As missionaries we try to share information with our supporters on a regular basis. Every letter you write can also be a reminder to you in the future of how God has worked in your life and ministry. Our missionary predecessors kept paper journals. Today we have journals in the form of ministry websites and blogs. We also share information about our work through social networking tools such as Twitter and Facebook. These are all great ways to share with supporters how they can pray more effectively for you and the work on the field.
When sharing information online, one of your biggest concerns should be about accessing that information in the future. For example, my prayer letters are written on my computer and shared in a variety of ways to thousands of people by way of the postal service, email, blog posts and Facebook. My mission board office also makes a copy of all my letters and puts them in a file. If I needed to know what I wrote in a prayer letter in November of 2001, there is no question in my mind that I would be able to get a copy of that letter.

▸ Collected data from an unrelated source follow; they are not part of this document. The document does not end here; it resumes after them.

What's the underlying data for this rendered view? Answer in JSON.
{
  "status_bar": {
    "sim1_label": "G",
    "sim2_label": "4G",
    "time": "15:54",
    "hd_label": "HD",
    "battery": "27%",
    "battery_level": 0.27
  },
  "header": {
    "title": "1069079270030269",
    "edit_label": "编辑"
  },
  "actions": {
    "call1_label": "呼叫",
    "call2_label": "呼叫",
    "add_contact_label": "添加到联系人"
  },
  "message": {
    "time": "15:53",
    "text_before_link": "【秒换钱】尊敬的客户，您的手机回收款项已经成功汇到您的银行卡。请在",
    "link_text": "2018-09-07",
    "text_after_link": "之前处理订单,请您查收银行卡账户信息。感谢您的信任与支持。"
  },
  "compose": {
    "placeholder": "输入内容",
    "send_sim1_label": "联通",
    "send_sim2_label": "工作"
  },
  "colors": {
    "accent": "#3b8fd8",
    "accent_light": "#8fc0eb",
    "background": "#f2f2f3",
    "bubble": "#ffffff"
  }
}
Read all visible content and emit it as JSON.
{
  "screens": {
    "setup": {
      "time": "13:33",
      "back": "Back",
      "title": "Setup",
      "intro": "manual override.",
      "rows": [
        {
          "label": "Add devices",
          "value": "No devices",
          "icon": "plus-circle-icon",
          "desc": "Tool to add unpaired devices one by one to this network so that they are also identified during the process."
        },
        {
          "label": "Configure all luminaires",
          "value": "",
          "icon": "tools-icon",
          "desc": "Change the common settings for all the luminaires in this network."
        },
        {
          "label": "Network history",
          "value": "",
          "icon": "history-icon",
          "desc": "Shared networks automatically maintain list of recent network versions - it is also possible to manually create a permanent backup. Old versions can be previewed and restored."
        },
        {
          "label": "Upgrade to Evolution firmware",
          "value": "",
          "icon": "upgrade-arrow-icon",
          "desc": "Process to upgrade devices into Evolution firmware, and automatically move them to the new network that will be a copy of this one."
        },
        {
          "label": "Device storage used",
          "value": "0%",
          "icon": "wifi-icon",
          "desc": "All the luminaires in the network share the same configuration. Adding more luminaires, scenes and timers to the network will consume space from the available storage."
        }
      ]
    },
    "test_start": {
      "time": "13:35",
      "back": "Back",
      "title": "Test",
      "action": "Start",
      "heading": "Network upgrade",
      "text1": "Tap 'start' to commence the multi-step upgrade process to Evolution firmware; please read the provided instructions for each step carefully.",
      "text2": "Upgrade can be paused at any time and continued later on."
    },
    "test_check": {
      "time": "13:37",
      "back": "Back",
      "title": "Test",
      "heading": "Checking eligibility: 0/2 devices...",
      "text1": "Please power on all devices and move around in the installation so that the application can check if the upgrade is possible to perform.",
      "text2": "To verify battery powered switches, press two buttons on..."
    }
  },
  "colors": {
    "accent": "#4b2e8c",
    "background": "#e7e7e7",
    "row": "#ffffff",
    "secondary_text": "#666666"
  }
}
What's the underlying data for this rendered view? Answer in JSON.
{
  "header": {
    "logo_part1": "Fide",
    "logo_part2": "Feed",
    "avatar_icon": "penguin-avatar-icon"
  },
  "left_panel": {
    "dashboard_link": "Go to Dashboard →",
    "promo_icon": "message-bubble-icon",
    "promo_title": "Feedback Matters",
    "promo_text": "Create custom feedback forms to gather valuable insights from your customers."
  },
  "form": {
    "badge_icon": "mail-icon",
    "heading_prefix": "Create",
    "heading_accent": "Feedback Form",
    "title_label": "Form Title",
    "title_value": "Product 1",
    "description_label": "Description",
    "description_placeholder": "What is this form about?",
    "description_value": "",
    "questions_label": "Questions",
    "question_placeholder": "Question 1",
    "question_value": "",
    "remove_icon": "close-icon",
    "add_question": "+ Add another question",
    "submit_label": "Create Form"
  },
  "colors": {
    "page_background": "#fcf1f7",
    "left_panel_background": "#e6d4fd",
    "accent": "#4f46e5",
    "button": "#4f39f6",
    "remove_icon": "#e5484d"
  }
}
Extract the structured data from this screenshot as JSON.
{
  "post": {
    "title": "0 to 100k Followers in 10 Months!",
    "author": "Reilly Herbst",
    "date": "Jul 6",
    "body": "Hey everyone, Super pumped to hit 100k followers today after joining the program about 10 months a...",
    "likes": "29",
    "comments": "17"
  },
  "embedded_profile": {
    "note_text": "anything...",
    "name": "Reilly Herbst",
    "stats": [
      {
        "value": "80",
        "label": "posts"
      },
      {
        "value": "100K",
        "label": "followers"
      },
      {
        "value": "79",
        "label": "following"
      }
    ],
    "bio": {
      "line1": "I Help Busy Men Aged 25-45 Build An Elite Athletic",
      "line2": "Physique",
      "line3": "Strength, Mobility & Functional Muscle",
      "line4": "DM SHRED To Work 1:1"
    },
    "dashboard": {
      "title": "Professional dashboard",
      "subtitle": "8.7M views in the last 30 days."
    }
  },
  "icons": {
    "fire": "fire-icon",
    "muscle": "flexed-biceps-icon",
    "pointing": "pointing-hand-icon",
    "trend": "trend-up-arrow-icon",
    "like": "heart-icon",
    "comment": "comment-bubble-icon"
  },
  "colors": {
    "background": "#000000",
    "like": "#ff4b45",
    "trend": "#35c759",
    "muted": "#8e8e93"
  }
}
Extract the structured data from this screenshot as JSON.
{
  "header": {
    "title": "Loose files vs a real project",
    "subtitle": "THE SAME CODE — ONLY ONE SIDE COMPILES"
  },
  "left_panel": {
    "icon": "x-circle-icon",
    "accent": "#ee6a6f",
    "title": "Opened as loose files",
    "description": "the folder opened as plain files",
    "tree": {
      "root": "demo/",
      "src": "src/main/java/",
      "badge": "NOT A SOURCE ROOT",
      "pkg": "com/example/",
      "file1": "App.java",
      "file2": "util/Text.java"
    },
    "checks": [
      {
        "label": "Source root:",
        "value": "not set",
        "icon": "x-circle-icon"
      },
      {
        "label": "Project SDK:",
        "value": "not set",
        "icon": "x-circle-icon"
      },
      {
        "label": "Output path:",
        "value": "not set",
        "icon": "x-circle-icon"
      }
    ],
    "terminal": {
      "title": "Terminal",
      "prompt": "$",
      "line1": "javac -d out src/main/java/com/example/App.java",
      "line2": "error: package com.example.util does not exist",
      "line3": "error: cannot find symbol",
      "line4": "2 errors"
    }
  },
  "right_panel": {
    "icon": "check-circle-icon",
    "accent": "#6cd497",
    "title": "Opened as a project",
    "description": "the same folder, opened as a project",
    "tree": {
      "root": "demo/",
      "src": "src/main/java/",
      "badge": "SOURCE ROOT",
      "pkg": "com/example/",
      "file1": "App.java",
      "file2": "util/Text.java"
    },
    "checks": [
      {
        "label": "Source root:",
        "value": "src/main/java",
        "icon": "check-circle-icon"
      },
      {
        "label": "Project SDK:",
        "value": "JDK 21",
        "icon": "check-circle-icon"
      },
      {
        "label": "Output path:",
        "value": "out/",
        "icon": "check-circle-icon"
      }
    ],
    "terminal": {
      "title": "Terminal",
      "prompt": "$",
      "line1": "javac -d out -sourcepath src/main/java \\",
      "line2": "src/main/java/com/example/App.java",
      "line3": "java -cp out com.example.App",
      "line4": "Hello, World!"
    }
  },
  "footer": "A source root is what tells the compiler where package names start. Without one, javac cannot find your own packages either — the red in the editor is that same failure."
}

Are you in control of your content?
Be careful when posting all of your information into Facebook or other services where you do not control the storage of the data. The concern is not just a matter of privacy (though that should be considered). Rather, the bigger problem is, how will you get or save that information when it scrolls off the bottom of the screen?
Most of the status updates that we post to Facebook are mindless drivel that do not need to ever be read again. But wouldn’t it be nice to be able to search back through everything you wrote online and find out what was happening in your life last September? If the only place you are putting your content is Facebook, there may come a day when you will never be able to see what you wrote online. The recent demise of Vox and the loss of free Ning communities reminds us that we need to have some space that gives us complete control over our content.
This is not to say that you shouldn’t use these services, but that you should rethink the way you use them. You need to keep important content in a place that is under your control. If something big is going on in your life now, you won’t be able to find it on your Facebook wall in a year.
What happened to blogs?
Not everyone needs a blog. Those who don’t are the ones who are also not posting anything to Facebook, Twitter and other social media sites. However, if you are sharing information with your friends inside Facebook, why not share that information on a blog first and then pull it into Facebook? You will have a copy of the information that you own (assuming you keep control of your blogging content) and all your friends will be able to read and comment on your writings inside Facebook.
Consider using your ministry website as the hub for all of your information online. Use other services to drive your friends, family and supporters to a place that will still exist after the fad of a specific social media site has passed.